Yaşanan son gelişmeler açıkça göstermektedir ki, düzen için tehlike oluşturmadığı sürece iktidar sahiplerinin mücadelesi sanaldır, gerçek dışıdır. Düşmanlıklar gerçek olmadığı için her an dostluğa dönüşebilir. Seksen öncesi CHP-MHP düşmanlıklarını ve şimdiki dostluklarını göz önüne getirelim. Ya da TV dizileriyle PKK/BDP’ye düşman gibi görünen the cemaatin son seçimlerde onlara oy vermesini düşünelim. Bunların dostlukları da düşmanlıkları da stratejiktir. Tıpkı iktidarın, Ergenekon ve Balyozcularla oluşan önce düşmanlık, sonra dostluğa dönüşen stratejik ittifakları gibi...

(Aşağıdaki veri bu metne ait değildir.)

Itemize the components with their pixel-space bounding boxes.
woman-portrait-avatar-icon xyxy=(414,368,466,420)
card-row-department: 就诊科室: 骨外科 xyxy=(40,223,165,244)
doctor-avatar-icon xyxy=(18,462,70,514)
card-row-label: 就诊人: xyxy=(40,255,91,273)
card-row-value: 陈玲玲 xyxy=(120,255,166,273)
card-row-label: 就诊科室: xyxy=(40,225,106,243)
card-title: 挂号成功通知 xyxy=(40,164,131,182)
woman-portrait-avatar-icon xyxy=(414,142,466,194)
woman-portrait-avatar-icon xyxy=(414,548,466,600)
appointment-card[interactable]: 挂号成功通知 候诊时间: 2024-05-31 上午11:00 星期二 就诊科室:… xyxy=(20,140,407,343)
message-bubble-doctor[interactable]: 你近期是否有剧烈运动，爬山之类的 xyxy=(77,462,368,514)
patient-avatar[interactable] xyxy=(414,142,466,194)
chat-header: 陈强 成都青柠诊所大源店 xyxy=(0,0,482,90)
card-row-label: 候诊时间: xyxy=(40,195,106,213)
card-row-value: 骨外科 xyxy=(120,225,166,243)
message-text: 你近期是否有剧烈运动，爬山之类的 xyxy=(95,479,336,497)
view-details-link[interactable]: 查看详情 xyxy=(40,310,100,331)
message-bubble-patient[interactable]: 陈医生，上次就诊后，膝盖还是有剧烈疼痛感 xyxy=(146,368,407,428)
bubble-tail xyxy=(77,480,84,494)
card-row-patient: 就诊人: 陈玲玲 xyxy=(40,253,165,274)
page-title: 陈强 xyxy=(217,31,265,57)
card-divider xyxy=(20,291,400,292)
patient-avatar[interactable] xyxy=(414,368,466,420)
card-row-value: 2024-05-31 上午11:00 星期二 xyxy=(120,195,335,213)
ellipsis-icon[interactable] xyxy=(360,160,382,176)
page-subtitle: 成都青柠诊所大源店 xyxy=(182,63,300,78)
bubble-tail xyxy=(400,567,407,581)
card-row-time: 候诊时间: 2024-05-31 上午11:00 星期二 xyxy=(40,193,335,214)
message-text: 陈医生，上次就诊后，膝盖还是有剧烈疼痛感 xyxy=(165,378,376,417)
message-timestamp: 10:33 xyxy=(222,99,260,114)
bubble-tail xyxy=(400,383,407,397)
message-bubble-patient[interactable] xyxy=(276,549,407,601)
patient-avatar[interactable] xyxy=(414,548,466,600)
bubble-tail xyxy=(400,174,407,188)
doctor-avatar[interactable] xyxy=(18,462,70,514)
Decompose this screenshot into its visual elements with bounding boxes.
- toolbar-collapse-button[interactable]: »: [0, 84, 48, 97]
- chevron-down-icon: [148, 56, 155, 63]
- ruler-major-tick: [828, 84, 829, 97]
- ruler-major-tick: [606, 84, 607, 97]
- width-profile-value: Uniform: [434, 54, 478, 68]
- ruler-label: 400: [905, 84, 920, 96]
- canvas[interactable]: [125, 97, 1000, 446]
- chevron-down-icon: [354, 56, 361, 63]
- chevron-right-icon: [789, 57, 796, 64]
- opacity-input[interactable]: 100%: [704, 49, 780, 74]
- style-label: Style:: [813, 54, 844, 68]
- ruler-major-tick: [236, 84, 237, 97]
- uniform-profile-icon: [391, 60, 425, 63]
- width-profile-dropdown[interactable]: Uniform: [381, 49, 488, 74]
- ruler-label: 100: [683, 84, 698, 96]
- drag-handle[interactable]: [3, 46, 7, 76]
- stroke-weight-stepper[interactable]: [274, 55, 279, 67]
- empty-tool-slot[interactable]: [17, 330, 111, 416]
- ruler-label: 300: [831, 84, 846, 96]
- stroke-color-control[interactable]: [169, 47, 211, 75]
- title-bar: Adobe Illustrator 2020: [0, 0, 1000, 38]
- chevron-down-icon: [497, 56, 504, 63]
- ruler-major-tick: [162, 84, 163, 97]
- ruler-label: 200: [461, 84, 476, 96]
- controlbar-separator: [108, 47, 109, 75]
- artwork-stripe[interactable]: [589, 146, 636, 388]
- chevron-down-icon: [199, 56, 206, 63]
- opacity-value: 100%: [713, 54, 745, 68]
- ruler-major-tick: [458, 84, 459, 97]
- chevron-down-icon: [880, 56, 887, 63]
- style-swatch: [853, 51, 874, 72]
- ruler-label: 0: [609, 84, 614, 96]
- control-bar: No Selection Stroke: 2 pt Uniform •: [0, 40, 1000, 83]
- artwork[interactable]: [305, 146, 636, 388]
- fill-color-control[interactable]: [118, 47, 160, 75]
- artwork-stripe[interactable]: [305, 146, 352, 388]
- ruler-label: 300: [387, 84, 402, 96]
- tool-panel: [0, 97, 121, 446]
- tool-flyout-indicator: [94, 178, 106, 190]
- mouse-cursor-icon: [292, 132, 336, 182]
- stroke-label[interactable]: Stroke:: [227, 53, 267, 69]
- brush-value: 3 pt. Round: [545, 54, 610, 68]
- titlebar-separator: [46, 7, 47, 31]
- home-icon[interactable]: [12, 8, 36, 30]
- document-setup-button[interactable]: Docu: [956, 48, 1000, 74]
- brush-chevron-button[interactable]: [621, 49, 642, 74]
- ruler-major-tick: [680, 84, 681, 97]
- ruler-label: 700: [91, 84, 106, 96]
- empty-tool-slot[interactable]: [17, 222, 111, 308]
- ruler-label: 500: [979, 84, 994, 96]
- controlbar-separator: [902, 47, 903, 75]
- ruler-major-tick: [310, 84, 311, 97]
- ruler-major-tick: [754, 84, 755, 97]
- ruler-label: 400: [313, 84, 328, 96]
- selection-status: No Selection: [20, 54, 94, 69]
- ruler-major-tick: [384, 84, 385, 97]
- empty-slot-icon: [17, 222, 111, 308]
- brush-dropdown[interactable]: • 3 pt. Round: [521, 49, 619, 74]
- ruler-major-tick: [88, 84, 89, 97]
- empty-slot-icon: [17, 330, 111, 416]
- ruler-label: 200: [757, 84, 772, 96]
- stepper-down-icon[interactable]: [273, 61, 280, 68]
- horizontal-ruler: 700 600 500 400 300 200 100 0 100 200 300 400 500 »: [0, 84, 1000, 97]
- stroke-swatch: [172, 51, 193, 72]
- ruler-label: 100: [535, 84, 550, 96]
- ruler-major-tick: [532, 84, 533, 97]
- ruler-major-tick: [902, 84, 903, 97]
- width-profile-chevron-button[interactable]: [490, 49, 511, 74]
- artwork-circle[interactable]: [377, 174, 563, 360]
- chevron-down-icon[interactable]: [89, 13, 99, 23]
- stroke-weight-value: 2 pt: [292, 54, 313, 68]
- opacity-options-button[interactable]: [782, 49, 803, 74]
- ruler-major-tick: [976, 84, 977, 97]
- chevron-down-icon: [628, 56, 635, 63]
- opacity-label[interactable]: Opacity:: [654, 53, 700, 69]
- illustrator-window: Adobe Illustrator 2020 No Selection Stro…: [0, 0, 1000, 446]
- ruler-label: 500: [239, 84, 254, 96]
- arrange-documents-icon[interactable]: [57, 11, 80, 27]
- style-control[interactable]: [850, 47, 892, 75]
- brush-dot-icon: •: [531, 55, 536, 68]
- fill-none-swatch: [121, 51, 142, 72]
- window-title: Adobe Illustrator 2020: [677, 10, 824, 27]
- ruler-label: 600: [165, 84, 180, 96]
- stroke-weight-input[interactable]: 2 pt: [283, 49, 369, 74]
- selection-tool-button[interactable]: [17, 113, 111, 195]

İktidar muttakilerle de ittifak kurar mı? Derseniz hayır kurmaz derim. Zira iktidarın buna ihtiyacı olduğunu sanmıyorum. Demirel’in Nurculara söylediği bir sözü hatırlatalım: Nurcular kendilerinden de bakan isteyince “ben sizdenim ya” demiştir. Başbakan da namazı ile eylemsiz! söylemleri ile eşi ve kızının tesettürü ile bizden ya! İttifaka ne gerek var. Mütedeyyinler iktidar partisinin arka bahçesi ya da çantasında keklikten ibarettirler. İttifak bir muhalife karşı bir başka muhalifle yapılır. Mesela barış süreci adı altında PKK ile yürütülen sıcak diyalog ve ilişikleri ABD/AB/İsrail üçlüsünün terörist olarak nitelediği İslamcılarla kurması beklenmemelidir. Onların akredite etmediği bir camia iktidar tarafından dost kabul edilemez. Bu da bir başka ittifakın gereğidir. Sanrım Yusufilerin görmezden gelinmesi de bu kirli ittifakla ilgilidir.
Rabbim kendisi ve resulü ile ittifakımızı bozmasın, ona halel getirmesin. Âmin.